Some politicians say the welfare state is exploding, others call it underfunded. These are myths that stand in the way of necessary reform, writes economist Georg Cremer. He teaches as an adjunct professor of economics at the University of Freiburg and is the former Secretary General of the German Caritas Association – and currently a member of the Federal Government’s Pension Commission.
The Debate on the welfare state in Germany is determined by two competing myths: one says that welfare state explode unchecked, the other one, it has been destroyed for a long time. This polarization makes it difficult to explore cross-camp compromises, without which reform cannot succeed.
The explosion myth seems to have an effect on citizens. Two thirds of those surveyed in a recently published Forsa magazine survey star believe that the welfare state “in its current form” can no longer be financed. So you seem to share the view of Chancellor Friedrich Merz (CDU), who had repeatedly commented on this.
However, it is more than questionable whether the broad majority really thinks like the Chancellor. Because with high levels of support, citizens want as surveys have showna further expansion of the welfare state: more money for old age security, healthcare, care and people with disabilities. If they consider the welfare state to be no longer affordable, this has no impact on the expectations they have of it. At the same time, they want to be relieved of taxes and duties. But no policy can do justice to these contradictory expectations.
Anyone who wants to effectively support the narrative of the explosion often points to the increase in the social budget over the long period of the Federal Republic’s history. The social budget covers all social benefits that are publicly financed or have a legal basis, such as social insurance. It rose from the equivalent of 28 billion euros in 1960 in the old Federal Republic to almost 400 billion euros in the first year of reunification to 1,345 billion euros by 2024 (PDF). Every year an all-time high is announced, combined with the worrying question of whether the welfare state can still be saved.

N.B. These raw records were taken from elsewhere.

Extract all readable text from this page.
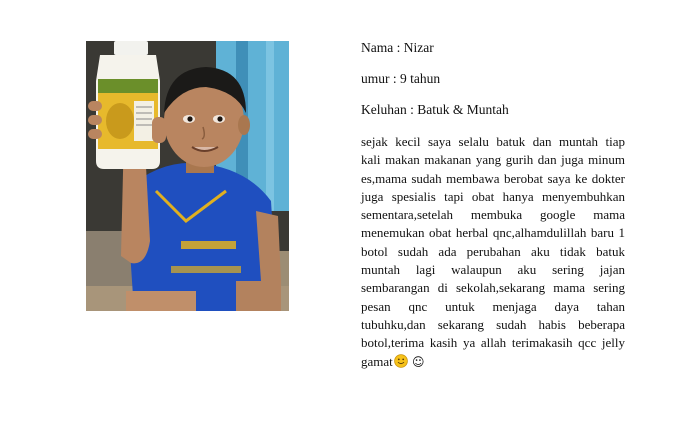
Nama : Nizar
umur : 9 tahun
Keluhan : Batuk & Muntah

sejak kecil saya selalu batuk dan muntah tiap kali makan makanan yang gurih dan juga minum es,mama sudah membawa berobat saya ke dokter juga spesialis tapi obat hanya menyembuhkan sementara,setelah membuka google mama menemukan obat herbal qnc,alhamdulillah baru 1 botol sudah ada perubahan aku tidak batuk muntah lagi walaupun aku sering jajan sembarangan di sekolah,sekarang mama sering pesan qnc untuk menjaga daya tahan tubuhku,dan sekarang sudah habis beberapa botol,terima kasih ya allah terimakasih qcc jelly gamat ☺
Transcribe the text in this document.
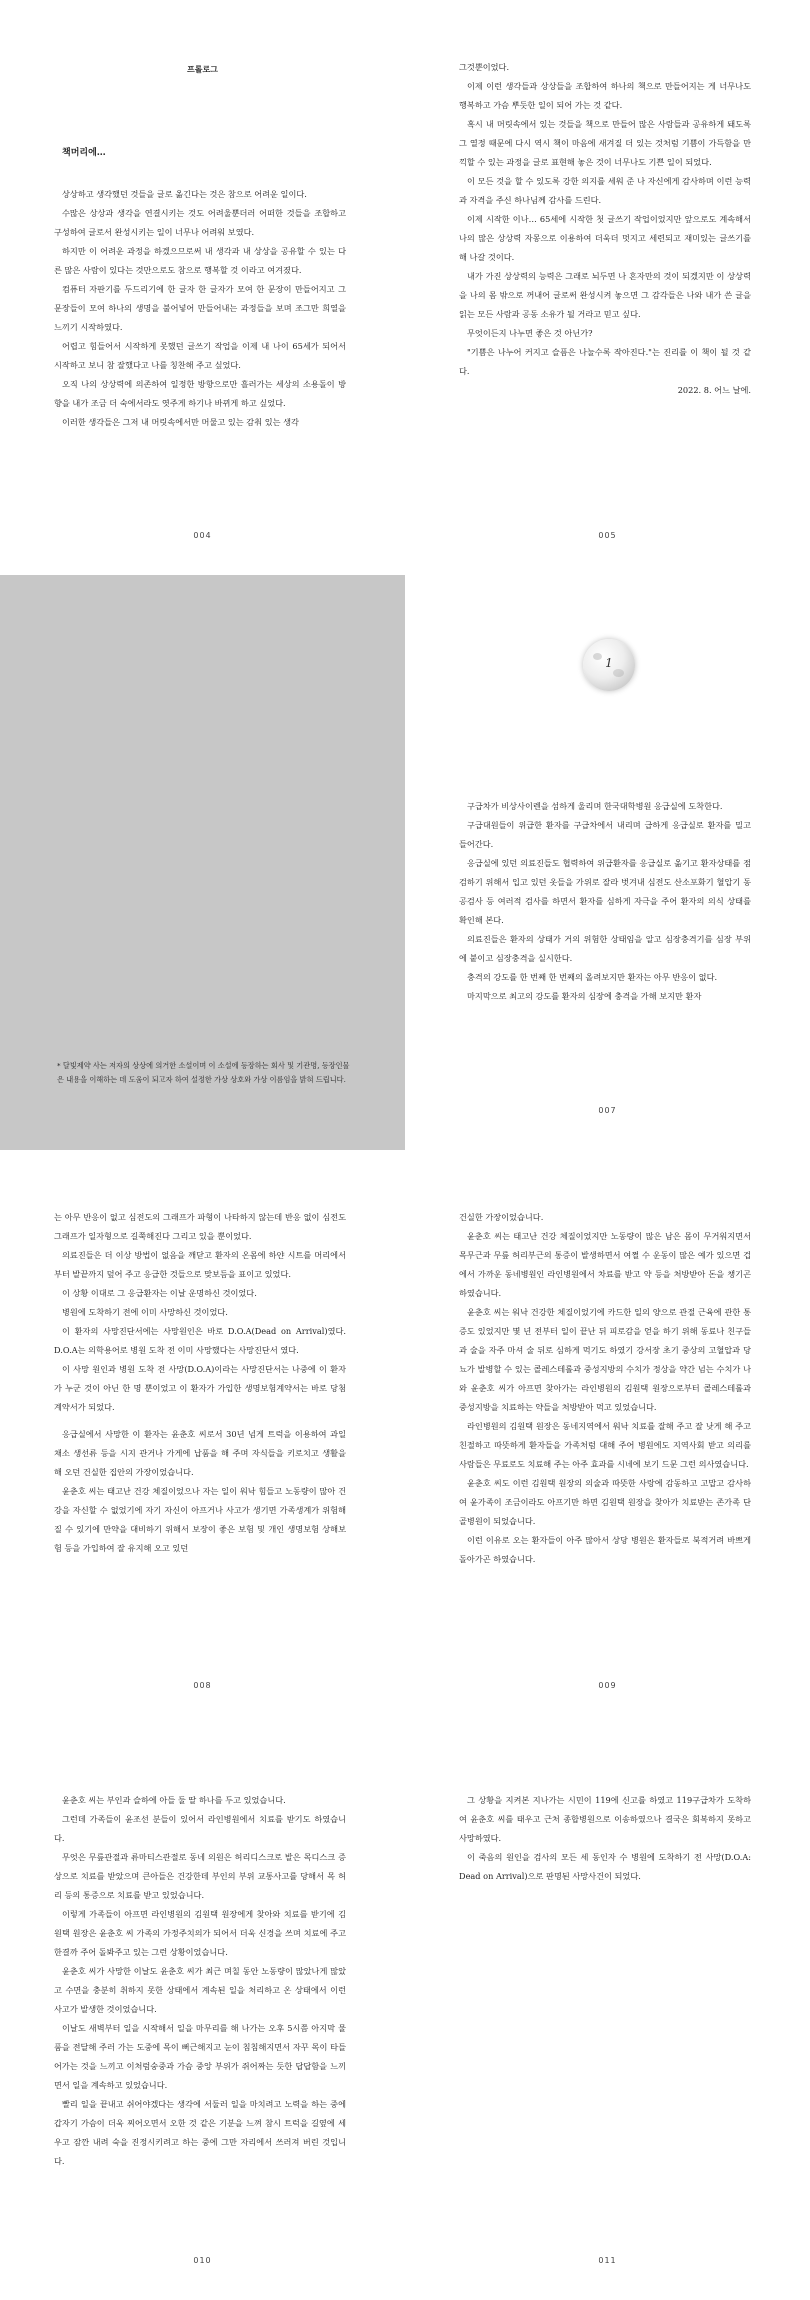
프롤로그
책머리에…

상상하고 생각했던 것들을 글로 옮긴다는 것은 참으로 어려운 일이다.

수많은 상상과 생각을 연결시키는 것도 어려울뿐더러 어떠한 것들을 조합하고 구성하여 글로서 완성시키는 일이 너무나 어려워 보였다.

하지만 이 어려운 과정을 하겠으므로써 내 생각과 내 상상을 공유할 수 있는 다른 많은 사람이 있다는 것만으로도 참으로 행복할 것 이라고 여겨졌다.

컴퓨터 자판기를 두드리기에 한 글자 한 글자가 모여 한 문장이 만들어지고 그 문장들이 모여 하나의 생명을 불어넣어 만들어내는 과정들을 보며 조그만 희열을 느끼기 시작하였다.

어렵고 힘들어서 시작하게 못했던 글쓰기 작업을 이제 내 나이 65세가 되어서 시작하고 보니 참 잘했다고 나를 칭찬해 주고 싶었다.

오직 나의 상상력에 의존하여 일정한 방향으로만 흘러가는 세상의 소용돌이 방향을 내가 조금 더 숙에서라도 엿주게 하기나 바뀌게 하고 싶었다.

이러한 생각들은 그저 내 머릿속에서만 머물고 있는 감춰 있는 생각

004

그것뿐이었다.

이제 이런 생각들과 상상들을 조합하여 하나의 책으로 만들어지는 게 너무나도 행복하고 가슴 뿌듯한 일이 되어 가는 것 같다.

혹시 내 머릿속에서 있는 것들을 책으로 만들어 많은 사람들과 공유하게 돼도록 그 열정 때문에 다시 역시 책이 마음에 새겨질 더 있는 것처럼 기쁨이 가득함을 만끽할 수 있는 과정을 글로 표현해 놓은 것이 너무나도 기쁜 일이 되었다.

이 모든 것을 할 수 있도록 강한 의지를 세워 준 나 자신에게 감사하며 이런 능력과 자격을 주신 하나님께 감사를 드린다.

이제 시작한 이나… 65세에 시작한 첫 글쓰기 작업이었지만 앞으로도 계속해서 나의 많은 상상력 자몽으로 이용하여 더욱더 멋지고 세련되고 재미있는 글쓰기를 해 나갈 것이다.

내가 가진 상상력의 능력은 그래로 뇌두면 나 혼자만의 것이 되겠지만 이 상상력을 나의 몸 밖으로 꺼내어 글로써 완성시켜 놓으면 그 감각들은 나와 내가 쓴 글을 읽는 모든 사람과 공동 소유가 될 거라고 믿고 싶다.

무엇이든지 나누면 좋은 것 아닌가?

"기쁨은 나누어 커지고 슬픔은 나눌수록 작아진다."는 진리를 이 책이 될 것 같다.

2022. 8. 어느 날에.

005
* 달빛제약 사는 저자의 상상에 의거한 소설이며 이 소설에 등장하는 회사 및 기관명, 등장인물은 내용을 이해하는 데 도움이 되고자 하여 설정한 가상 상호와 가상 이름임을 밝혀 드립니다.
1

구급차가 비상사이렌을 섬하게 울리며 한국대학병원 응급실에 도착한다.

구급대원들이 위급한 환자를 구급차에서 내리며 급하게 응급실로 환자를 밀고 들어간다.

응급실에 있던 의료진들도 협력하여 위급환자를 응급실로 옮기고 환자상태를 점검하기 위해서 입고 있던 옷들을 가위로 잘라 벗겨내 심전도 산소포화기 혈압기 동공검사 등 여러적 검사를 하면서 환자를 심하게 자극을 주어 환자의 의식 상태를 확인해 본다.

의료진들은 환자의 상태가 거의 위험한 상태임을 알고 심장충격기를 심장 부위에 붙이고 심장충격을 실시한다.

충격의 강도를 한 번째 한 번째의 올려보지만 환자는 아무 반응이 없다.

마지막으로 최고의 강도를 환자의 심장에 충격을 가해 보지만 환자

007

는 아무 반응이 없고 심전도의 그래프가 파형이 나타하지 않는데 반응 없이 심전도그래프가 일자형으로 길쭉해진다 그리고 있을 뿐이었다.

의료진들은 더 이상 방법이 없음을 깨닫고 환자의 온몸에 하얀 시트를 머리에서부터 발끝까지 덮어 주고 응급한 것들으로 맞보듬을 표이고 있었다.

이 상황 이대로 그 응급환자는 이날 운명하신 것이었다.

병원에 도착하기 전에 이미 사망하신 것이었다.

이 환자의 사망진단서에는 사망원인은 바로 D.O.A(Dead on Arrival)였다. D.O.A는 의학용어로 병원 도착 전 이미 사망했다는 사망진단서 였다.

이 사망 원인과 병원 도착 전 사망(D.O.A)이라는 사망진단서는 나중에 이 환자가 누군 것이 아닌 한 명 뿐이었고 이 환자가 가입한 생명보험계약서는 바로 당첨계약서가 되었다.

응급실에서 사망한 이 환자는 윤춘호 씨로서 30년 넘게 트럭을 이용하여 과일 채소 생선류 등을 시지 관거나 가게에 납품을 해 주며 자식들을 키로치고 생활을 해 오던 건실한 집안의 가장이었습니다.

윤춘호 씨는 태고난 건강 체질이었으나 자는 일이 워낙 힘들고 노동량이 많아 건강을 자신할 수 없었기에 자기 자신이 아프거나 사고가 생기면 가족생계가 위험해질 수 있기에 만약을 대비하기 위해서 보장이 좋은 보험 및 개인 생명보험 상해보험 등을 가입하여 잘 유지해 오고 있던

008

건실한 가장이었습니다.

윤춘호 씨는 태고난 건강 체질이었지만 노동량이 많은 남은 몸이 무거워지면서 목무근과 무릎 허리부근의 통증이 발생하면서 여쩔 수 운동이 많은 예가 있으면 겁에서 가까운 동네병원인 라인병원에서 차료를 받고 약 등을 처방받아 돈을 챙기곤 하였습니다.

윤춘호 씨는 워낙 건강한 체질이었기에 카드한 일의 양으로 관절 근육에 관한 통증도 있었지만 몇 년 전부터 일이 끝난 뒤 피로감을 얻을 하기 위해 동료나 친구들과 술을 자주 마셔 술 뒤로 심하게 먹기도 하였기 강서장 초기 중상의 고혈압과 당뇨가 발병할 수 있는 콜레스테롤과 중성지방의 수치가 정상을 약간 넘는 수치가 나와 윤춘호 씨가 아프면 찾아가는 라인병원의 김원택 원장으로부터 콜레스테롤과 중성지방을 치료하는 약들을 처방받아 먹고 있었습니다.

라인병원의 김원택 원장은 동네지역에서 워낙 치료를 잘해 주고 잘 낫게 해 주고 친절하고 따뜻하게 환자들을 가족처럼 대해 주어 병원에도 지역사회 받고 의리를 사람들은 무료로도 치료해 주는 아주 효과를 시네에 보기 드문 그런 의사였습니다.

윤춘호 씨도 이런 김원택 원장의 의술과 따뜻한 사랑에 감동하고 고맙고 감사하여 윤가족이 조금이라도 아프기만 하면 김원택 원장을 찾아가 치료받는 존가족 단골병원이 되었습니다.

이런 이유로 오는 환자들이 아주 많아서 상당 병원은 환자들로 북적거려 바쁘게 돌아가곤 하였습니다.

009

윤춘호 씨는 부인과 슬하에 아들 둘 딸 하나를 두고 있었습니다.

그런데 가족들이 윤조선 분들이 있어서 라인병원에서 치료를 받기도 하였습니다.

무엇은 무릎관절과 류마티스관절로 동네 의원은 허리디스크로 발은 목디스크 증상으로 치료를 받았으며 큰아들은 건강한데 부인의 부위 교통사고를 당해서 목 허리 등의 통증으로 치료를 받고 있었습니다.

이렇게 가족들이 아프면 라인병원의 김원택 원장에게 찾아와 치료를 받기에 김원택 원장은 윤춘호 씨 가족의 가정주치의가 되어서 더욱 신경을 쓰며 치료에 주고 한결까 주어 돌봐주고 있는 그런 상황이었습니다.

윤춘호 씨가 사망한 이날도 윤춘호 씨가 최근 며칠 동안 노동량이 많았나게 많았고 수면을 충분히 취하지 못한 상태에서 계속된 일을 처리하고 온 상태에서 이런 사고가 발생한 것이었습니다.

이날도 새벽부터 일을 시작해서 일을 마무리를 해 나가는 오후 5시쯤 아지막 물품을 전달해 주러 가는 도중에 목이 뻐근해지고 눈이 침침해지면서 자꾸 목이 타들어가는 것을 느끼고 이처럼숭중과 가슴 중앙 부위가 쥐어짜는 듯한 답답함을 느끼면서 일을 계속하고 있었습니다.

빨리 일을 끝내고 쉬어야겠다는 생각에 서둘러 일을 마치려고 노력을 하는 중에 갑자기 가슴이 더욱 찌어오면서 오한 것 같은 기분을 느껴 참시 트럭을 길옆에 세우고 잠깐 내려 숙을 진정시키려고 하는 중에 그만 자리에서 쓰러져 버린 것입니다.

010

그 상황을 지켜본 지나가는 시민이 119에 신고를 하였고 119구급차가 도착하여 윤춘호 씨를 태우고 근처 종합병원으로 이송하였으나 결국은 회복하지 못하고 사망하였다.

이 죽음의 원인을 검사의 모든 세 동인자 수 병원에 도착하기 전 사망(D.O.A: Dead on Arrival)으로 판명된 사망사건이 되었다.

011
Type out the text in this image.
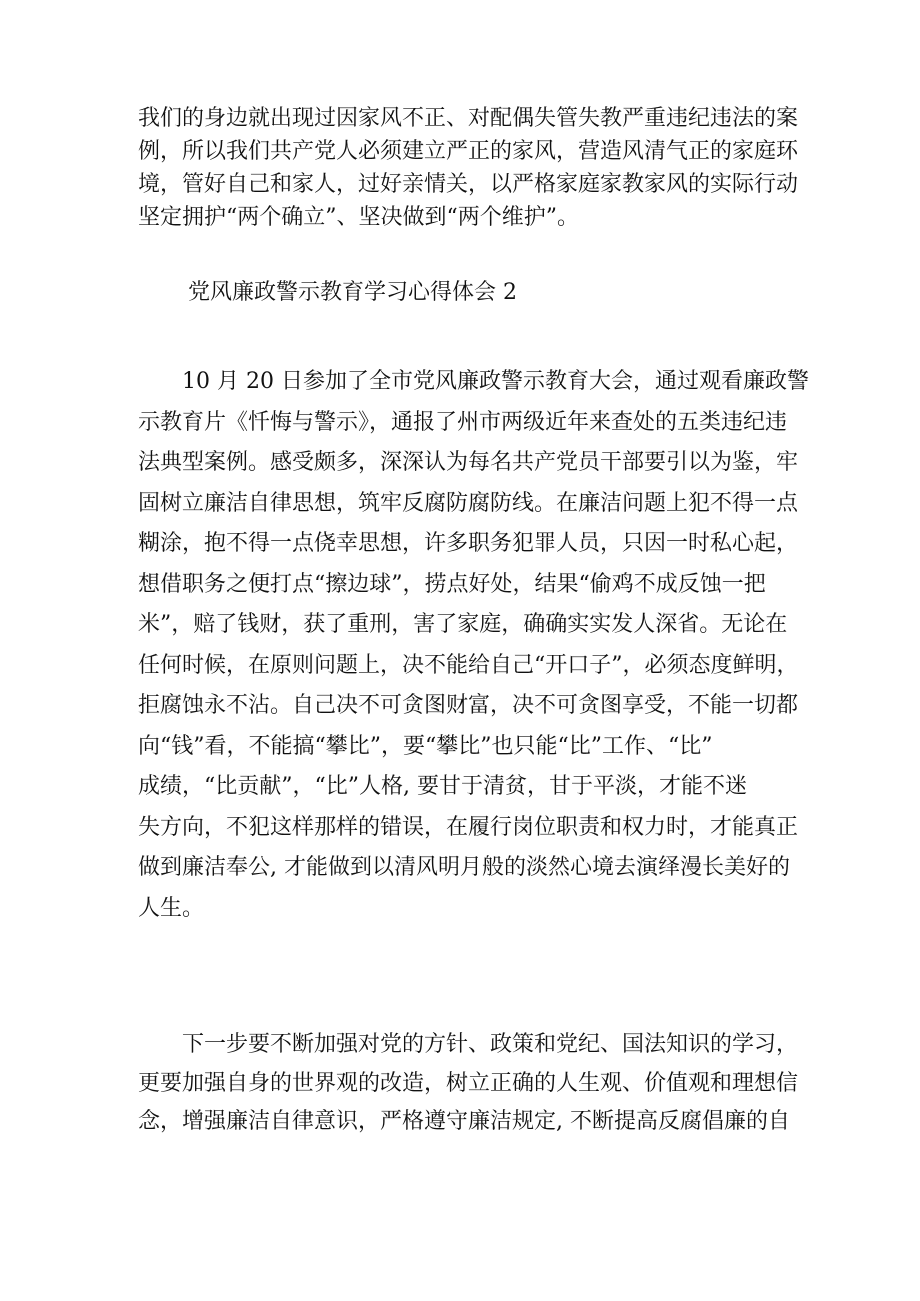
我们的身边就出现过因家风不正、对配偶失管失教严重违纪违法的案
例，所以我们共产党人必须建立严正的家风，营造风清气正的家庭环
境，管好自己和家人，过好亲情关，以严格家庭家教家风的实际行动
坚定拥护“两个确立”、坚决做到“两个维护”。
党风廉政警示教育学习心得体会 2
　　10 月 20 日参加了全市党风廉政警示教育大会，通过观看廉政警
示教育片《忏悔与警示》，通报了州市两级近年来查处的五类违纪违
法典型案例。感受颇多，深深认为每名共产党员干部要引以为鉴，牢
固树立廉洁自律思想，筑牢反腐防腐防线。在廉洁问题上犯不得一点
糊涂，抱不得一点侥幸思想，许多职务犯罪人员，只因一时私心起，
想借职务之便打点“擦边球”，捞点好处，结果“偷鸡不成反蚀一把
米”，赔了钱财，获了重刑，害了家庭，确确实实发人深省。无论在
任何时候，在原则问题上，决不能给自己“开口子”，必须态度鲜明，
拒腐蚀永不沾。自己决不可贪图财富，决不可贪图享受，不能一切都
向“钱”看，不能搞“攀比”，要“攀比”也只能“比”工作、“比”
成绩，“比贡献”，“比”人格, 要甘于清贫，甘于平淡，才能不迷
失方向，不犯这样那样的错误，在履行岗位职责和权力时，才能真正
做到廉洁奉公, 才能做到以清风明月般的淡然心境去演绎漫长美好的
人生。
　　下一步要不断加强对党的方针、政策和党纪、国法知识的学习，
更要加强自身的世界观的改造，树立正确的人生观、价值观和理想信
念，增强廉洁自律意识，严格遵守廉洁规定, 不断提高反腐倡廉的自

An all-time high every year
But the comparisons made based on these numbers are grossly misleading. Nominal values are shown, i.e. values that are not price-adjusted. Since 1960, all prices have risen – and of course also those of material goods that are financed from the social budget, such as medicines, hospital treatment or rents for social welfare recipients.
In addition, a significant portion of the social budget is used to pay the salaries of doctors, nurses, educators and social workers. If the social budget were to only increase in line with the inflation rate, these employees would have to receive constant salaries in real terms for the calculation to work, while the purchasing power and wealth of other employees would increase more sharply. This would lead to skilled workers fleeing the health and social sectors in droves and hardly anyone would want to work in these professions. There is a good reason why things are different – with the consequence that the welfare state is naturally growing.
You therefore need a measure that describes the development of the welfare state in relation to economic performance: This is the social benefit ratio, i.e. the share of the social budget in gross domestic product. However, this rate does not show an explosion, but rather a continuous expansion of the welfare state over a very long period of time.
In 1960, in the still young Federal Republic, the social benefit rate was 18 percent; A far smaller proportion of the then much smaller economic output was therefore spent on social issues. Today, social benefits account for almost 31.2 percent of economic output. Since the corona pandemic, the rate has increased by another 1.6 percentage points. With a gross domestic product of 4.3 trillion euros, this latest increase corresponds to a further increase of almost 70 billion euros.
Although this is the case, the myth that the welfare state has been dismantled in the last few decades also shapes the public debate. The demand is to further expand its financing at the expense of the “super-rich” and to protect the middle. The President of the Workers’ Welfare Association, Michael Groß, recently said: “The welfare state is not too expensive, it is underfunded. Since the wealth tax was suspended in 1997, the state has foregone billions every year.”